Le limitazioni sociali a cui siamo costretti dall’emergenza sanitaria sono diventate spesso barriere per gli ospiti delle nostre comunità socio-assistenziali e le possibilità di incontro fisico coi volontari e di partecipazione alla vita comunitaria sono ridotte al minimo, se non addirittura annullate. Ma c’è Betty… e il suo meraviglioso gruppo di lettori al alta voce. “Leggi che ti passa” è un laboratorio di comunità nato a Rho all’interno del progetto #Oltreiperimetri e in stretta collaborazione con l’Associazione Fare Diversamente.

I cittadini protagonisti sono impegnati da oltre due anni nel promuovere la lettura e nel regalare brani e libri, coinvolgendo anche i cittadini più fragili.
Il loro programma prima dell’avvento del Covid è stato molto ricco: dalle letture presso il Centro Psicosociale di Rho a quelle per i bambini con sindrome dello spettro autistico dell’Associazione L’Abbraccio, dai testi per bambini scritti da un altro gruppo Rhodense e letti al parco di Passirana a quelle per il gruppo “Dimensione Donna” di Lainate.

Ed in programma, appena si potrà, ci sono attività presso carceri ed ospedali e una maratona di lettura.

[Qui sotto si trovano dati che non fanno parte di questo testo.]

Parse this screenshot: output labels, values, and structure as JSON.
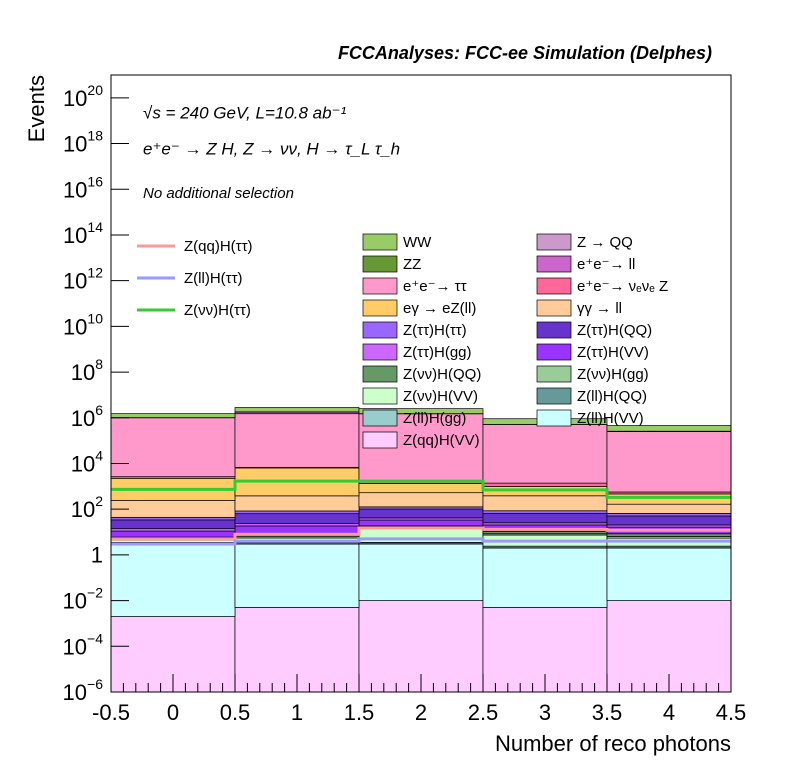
{
  "chart_data": {
    "type": "stacked_histogram",
    "title": "FCCAnalyses: FCC-ee Simulation (Delphes)",
    "annotations": [
      "√s = 240 GeV, L=10.8 ab⁻¹",
      "e⁺e⁻ → Z H, Z → νν, H → τ_L τ_h",
      "No additional selection"
    ],
    "xlabel": "Number of reco photons",
    "ylabel": "Events",
    "log_y": true,
    "bins": [
      -0.5,
      0.5,
      1.5,
      2.5,
      3.5,
      4.5
    ],
    "xlim": [
      -0.5,
      4.5
    ],
    "xticks": [
      -0.5,
      0,
      0.5,
      1,
      1.5,
      2,
      2.5,
      3,
      3.5,
      4,
      4.5
    ],
    "ylim": [
      1e-06,
      1e+21
    ],
    "yticks": [
      {
        "value": 1e-06,
        "label": "10^-6"
      },
      {
        "value": 0.0001,
        "label": "10^-4"
      },
      {
        "value": 0.01,
        "label": "10^-2"
      },
      1,
      {
        "value": 100,
        "label": "10^2"
      },
      {
        "value": 10000.0,
        "label": "10^4"
      },
      {
        "value": 1000000.0,
        "label": "10^6"
      },
      {
        "value": 100000000.0,
        "label": "10^8"
      },
      {
        "value": 10000000000.0,
        "label": "10^10"
      },
      {
        "value": 1000000000000.0,
        "label": "10^12"
      },
      {
        "value": 100000000000000.0,
        "label": "10^14"
      },
      {
        "value": 1e+16,
        "label": "10^16"
      },
      {
        "value": 1e+18,
        "label": "10^18"
      },
      {
        "value": 1e+20,
        "label": "10^20"
      }
    ],
    "series": [
      {
        "name": "WW",
        "color": "#99cc66",
        "values": [
          500000,
          1000000,
          1000000,
          400000,
          200000
        ]
      },
      {
        "name": "Z → QQ",
        "color": "#cc99cc",
        "values": [
          100,
          100,
          100,
          2000,
          3000
        ]
      },
      {
        "name": "ZZ",
        "color": "#669933",
        "values": [
          9000,
          10000,
          3000,
          2000,
          1500
        ]
      },
      {
        "name": "e⁺e⁻→ ll",
        "color": "#cc66cc",
        "values": [
          3000,
          300000,
          5000,
          4000,
          3000
        ]
      },
      {
        "name": "e⁺e⁻→ ττ",
        "color": "#ff99cc",
        "values": [
          1000000,
          1500000,
          1500000,
          500000,
          250000
        ]
      },
      {
        "name": "e⁺e⁻→ νₑνₑ Z",
        "color": "#ff6699",
        "values": [
          400,
          400,
          500,
          400,
          100
        ]
      },
      {
        "name": "eγ → eZ(ll)",
        "color": "#ffcc66",
        "values": [
          2000,
          6000,
          800,
          600,
          300
        ]
      },
      {
        "name": "γγ → ll",
        "color": "#ffcc99",
        "values": [
          200,
          300,
          400,
          300,
          100
        ]
      },
      {
        "name": "Z(ττ)H(ττ)",
        "color": "#9966ff",
        "values": [
          10,
          20,
          25,
          20,
          15
        ]
      },
      {
        "name": "Z(ττ)H(QQ)",
        "color": "#6633cc",
        "values": [
          20,
          40,
          60,
          40,
          30
        ]
      },
      {
        "name": "Z(ττ)H(gg)",
        "color": "#cc66ff",
        "values": [
          3,
          5,
          8,
          5,
          4
        ]
      },
      {
        "name": "Z(ττ)H(VV)",
        "color": "#9933ff",
        "values": [
          5,
          10,
          15,
          10,
          8
        ]
      },
      {
        "name": "Z(νν)H(QQ)",
        "color": "#669966",
        "values": [
          1,
          2,
          3,
          2,
          2
        ]
      },
      {
        "name": "Z(νν)H(gg)",
        "color": "#99cc99",
        "values": [
          0.5,
          1,
          2,
          1,
          1
        ]
      },
      {
        "name": "Z(νν)H(VV)",
        "color": "#ccffcc",
        "values": [
          1,
          2,
          10,
          5,
          3
        ]
      },
      {
        "name": "Z(ll)H(QQ)",
        "color": "#669999",
        "values": [
          0.5,
          0.5,
          0.5,
          0.4,
          0.4
        ]
      },
      {
        "name": "Z(ll)H(gg)",
        "color": "#99cccc",
        "values": [
          0.01,
          0.02,
          0.02,
          0.01,
          0.01
        ]
      },
      {
        "name": "Z(ll)H(VV)",
        "color": "#ccffff",
        "values": [
          3,
          3,
          3,
          2,
          2
        ]
      },
      {
        "name": "Z(qq)H(VV)",
        "color": "#ffccff",
        "values": [
          0.002,
          0.005,
          0.01,
          0.005,
          0.01
        ]
      }
    ],
    "lines": [
      {
        "name": "Z(qq)H(ττ)",
        "color": "#ff9999",
        "values": [
          5,
          8,
          15,
          13,
          12
        ]
      },
      {
        "name": "Z(ll)H(ττ)",
        "color": "#9999ff",
        "values": [
          3,
          4,
          5,
          4,
          4
        ]
      },
      {
        "name": "Z(νν)H(ττ)",
        "color": "#33cc33",
        "values": [
          740,
          1700,
          1700,
          700,
          330
        ]
      }
    ]
  }
}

Leggere, con leggerezza, creando relazioni: leggere è fare una coccola e lo si può fare anche ora.
Lo si deve fare ancora di più ora che le opportunità di incontrarsi sono poche, mentre la fantasia non ha limiti: è nato così “Che storia!”, non più eventi ma lettura o video-letture con lo smartphone o col tablet, un servizio a richiesta rivolto a chi si sente un po’ solo, a chi ha difficoltà a leggere (ad es. ipovedenti), a stranieri che vogliono migliorare il proprio italiano e, appunto, a comunità socio-assistenziali.
E infatti gli educatori della comunità per persone con disabilità Casa Simona hanno intercettato questa opportunità, hanno conosciuto i lettori ad alta voce, hanno conosciuto Betty. Con dolcezza, tutte le settimane, da oltre un mese, video-chiama la comunità ed incontra due nostri ospiti e li accompagna lungo viaggi di parola, con fiabe ed esplorazioni, sempre possibili!